Ad-hoc incentives allocation at re-launch, new chain deployment, new collateral listing, etc. Not making this a long-lasting initiative; leave room to experiment and adapt.
- Not locking oneself into a rigid token model with little or no flexibility to adjust e.g, veTokenomic with 4y lockup;
- Not allocating incentives to gov token liquidity on DEXs. I guess no comments here;
- Avoid revenue sharing (will elaborate later on).
1. Revenue sharing
This is one of the hottest long-lasting discussion within the community, especially with the latest Lido proposal and the constant suspense of Uniswap fee switch. If at the beginning there were more proponents to share revenue because it seemed like a defi native revolutionary thing + validation from Curve, but now the general consensus leans towards the web2 model. Again, why allocate capital to the passive token holders where it’s hard to estimate ROI if it’s more efficient to reinvest in project growth?
Revenue sharing might make sense if: (1) the protocol is profitable and (2) there are no real opportunities to re-invest – which is not valid in both cases for defi projects. There are a few great latest analyses on this matter: 1, 2.
Yes, there are some contrary examples like Curve and GMX, however, I don’t think these models are really applicable.

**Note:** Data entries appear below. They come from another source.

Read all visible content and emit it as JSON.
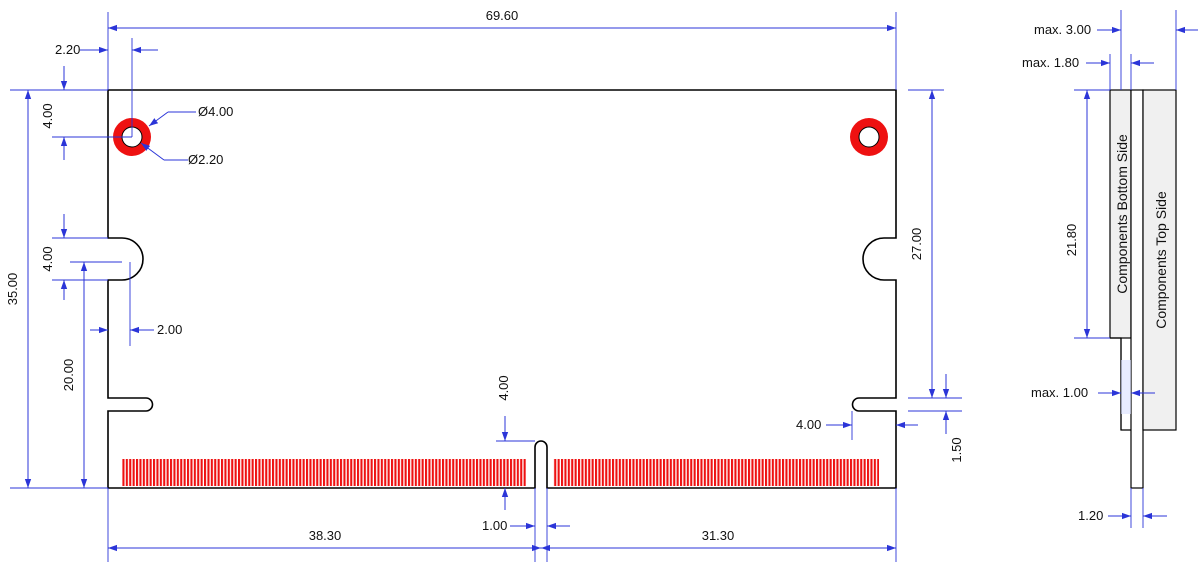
{
  "colors": {
    "dimension": "#2b35d8",
    "copper": "#ee1111",
    "outline": "#000000",
    "side_panel": "#f0f0f0"
  },
  "dimensions": {
    "total_width": "69.60",
    "hole_edge_offset_x": "2.20",
    "hole_edge_offset_y": "4.00",
    "hole_pad_diameter": "Ø4.00",
    "hole_drill_diameter": "Ø2.20",
    "height": "35.00",
    "notch_width": "4.00",
    "notch_depth": "2.00",
    "notch_height_from_bottom": "20.00",
    "right_notch_y": "27.00",
    "key_slot_depth": "4.00",
    "key_slot_width": "1.00",
    "left_contacts_width": "38.30",
    "right_contacts_width": "31.30",
    "bottom_notch_width": "4.00",
    "bottom_notch_height": "1.50"
  },
  "side_view": {
    "max_total_thickness": "max. 3.00",
    "max_bottom_components": "max. 1.80",
    "component_zone_height": "21.80",
    "bottom_side_label": "Components Bottom Side",
    "top_side_label": "Components Top Side",
    "max_step": "max. 1.00",
    "pcb_thickness": "1.20"
  }
}
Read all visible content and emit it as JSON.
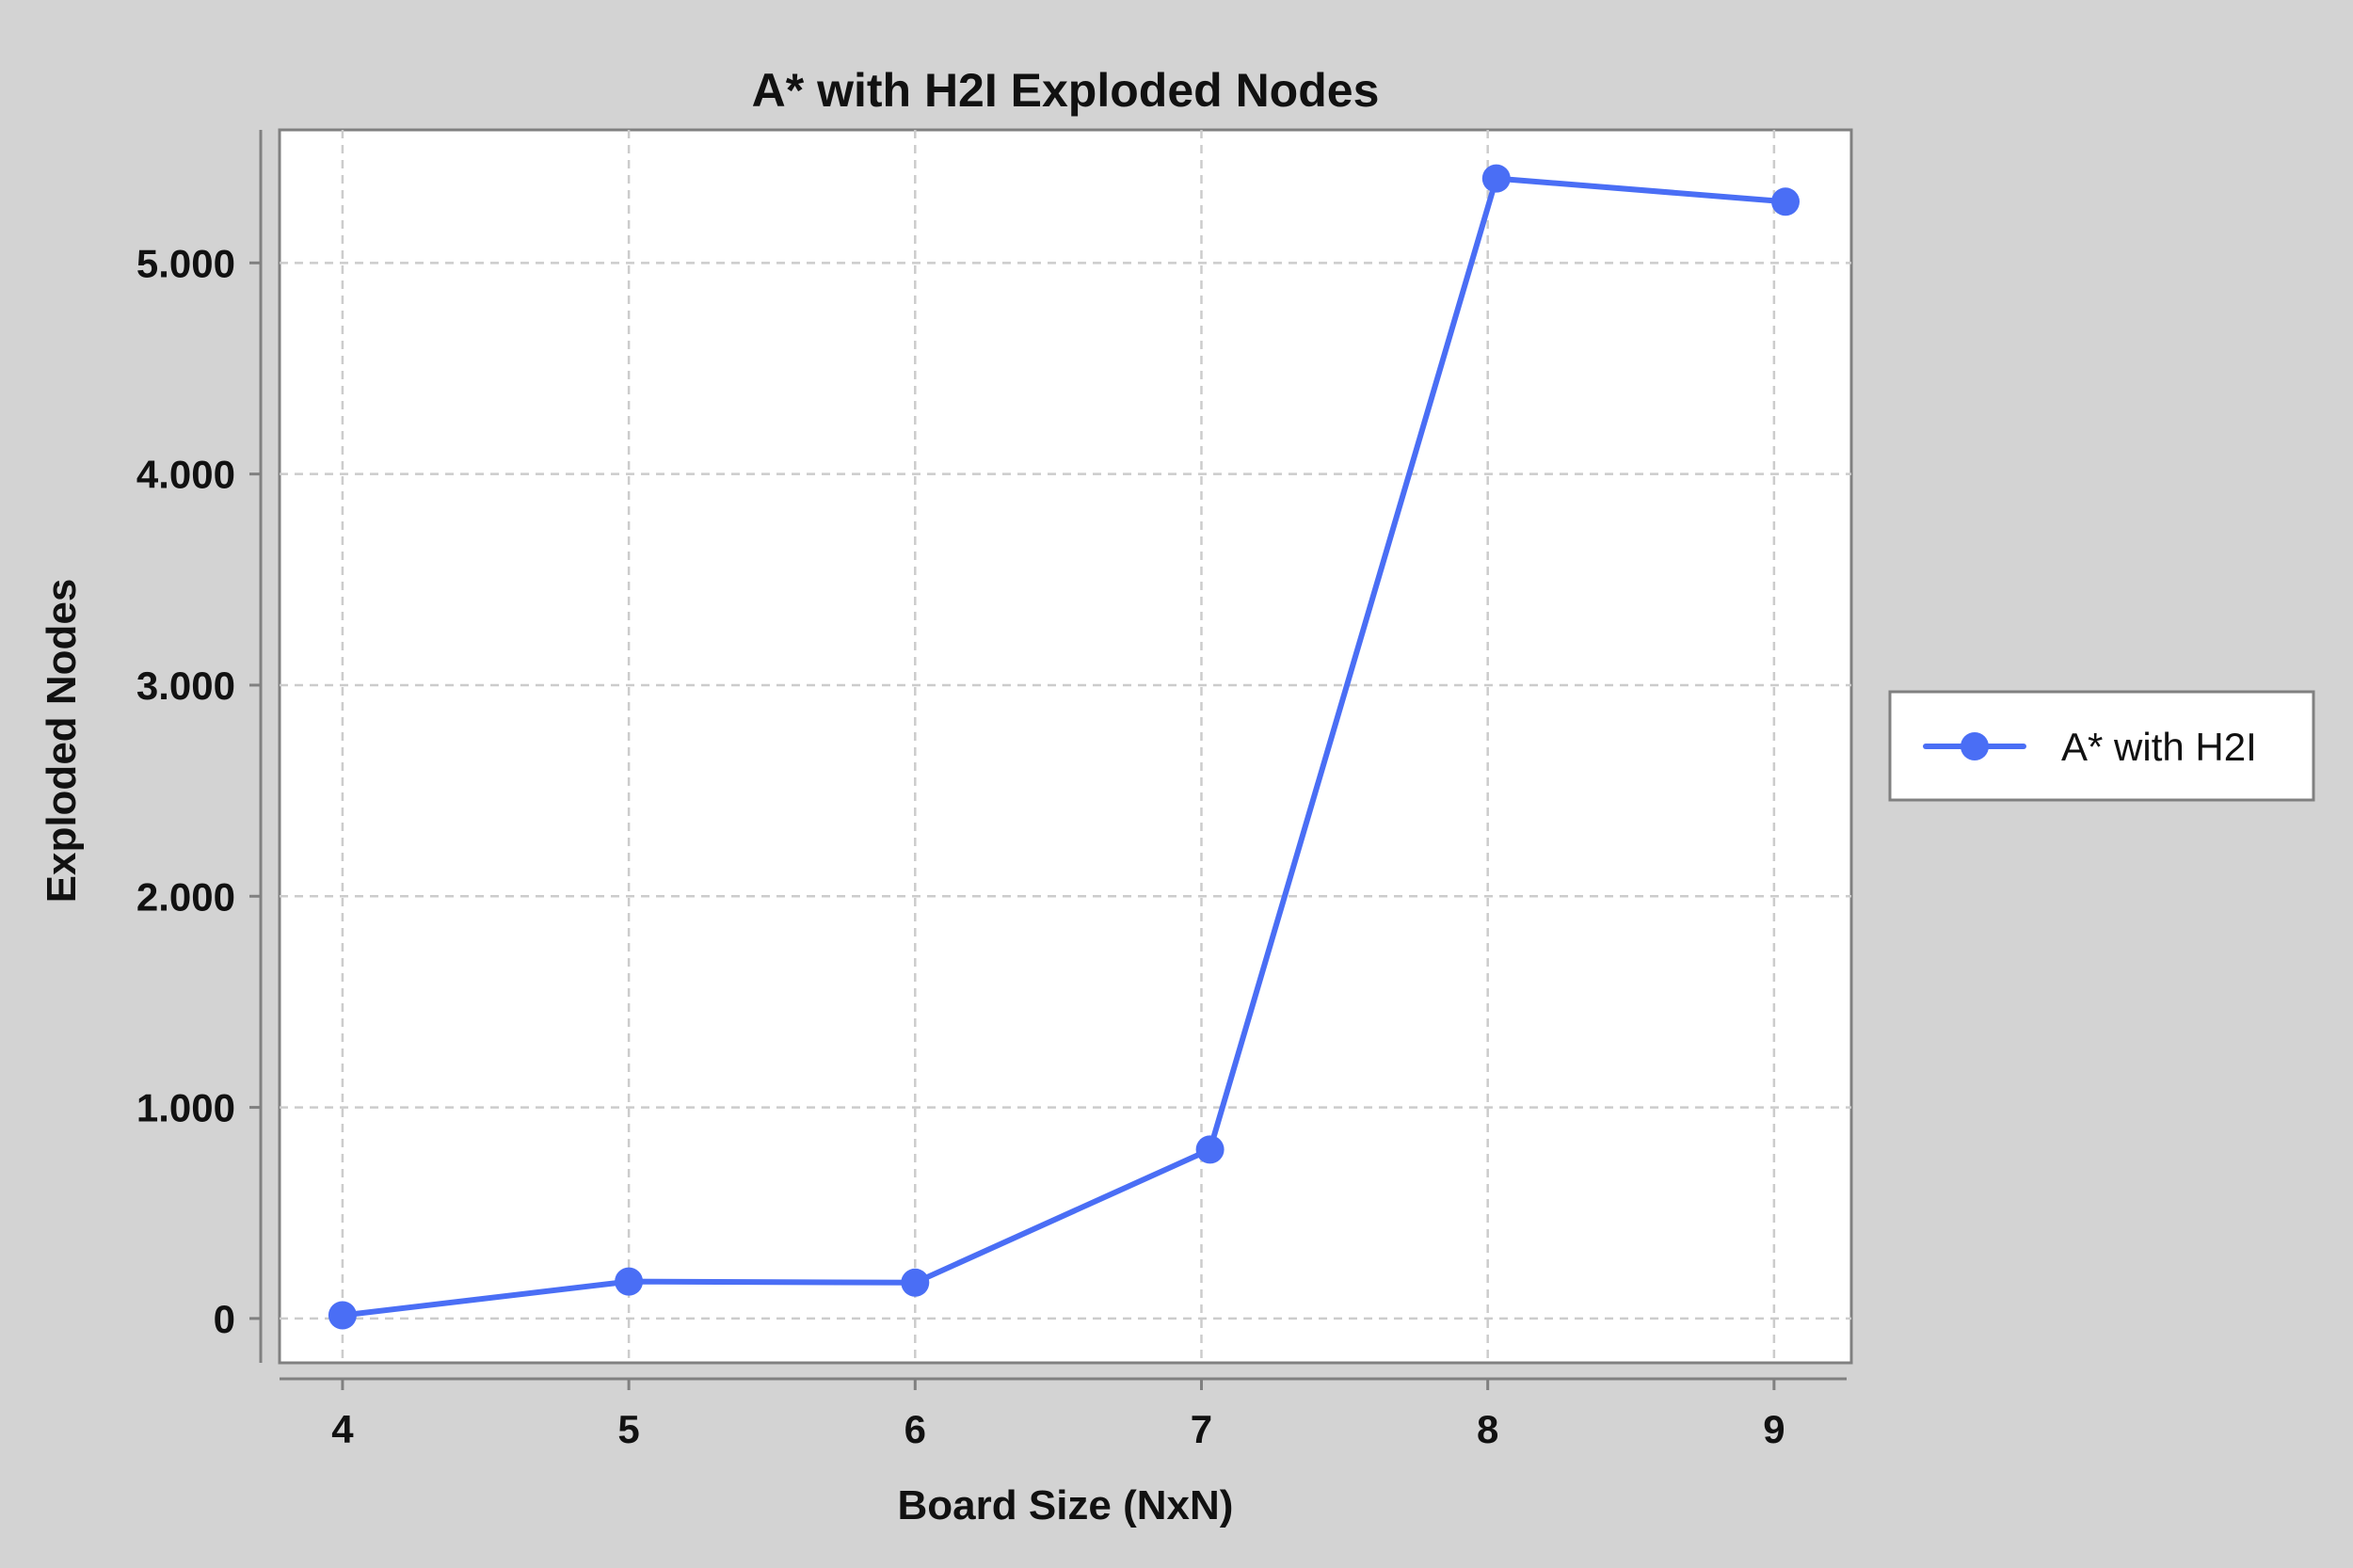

The goal of this model also lies in token appreciation but via scarcity creation. So the general feedback for this model is similar to the previous one. But even if buying back, it’s better to allocate these funds to endeavors with the higher ROI.
This can be discussed for hours, however, I agree with @knightsemplar that it’s a very specific model that ultimately worked out ideally only for Curve and maybe for just a few projects more. There were many attempts to replicate this model for lending protocols and DOVs, but there was no success imo.
There were good examples provided by @Matt_StableLab that a token can be a tool for UX enhancement, however, I still don’t think that the token requires so much attention for not 80/20 moves right now.
As a general approach, I’d suggest not focusing a lot on complicated tokenomics to please token holders. It’s better to be the best protocol with the worst token like Uniswap, rather than have temporary clout as DeFi 2.0.
But considering that there is already a token that can add leverage at re-launch, I’d suggest considering the following ways to apply a token:
- Insurance fund, backstop, or any form of recourse to mitigate and/or transfer the insolvency risk (e.g., safety module). Also, such an attitude might bring back trust in a protocol more swiftly;
- Allocate funds to grant programs and governance/delegation;
- Ad-hoc liquidity incentives at the re-launch or deployment on new chains.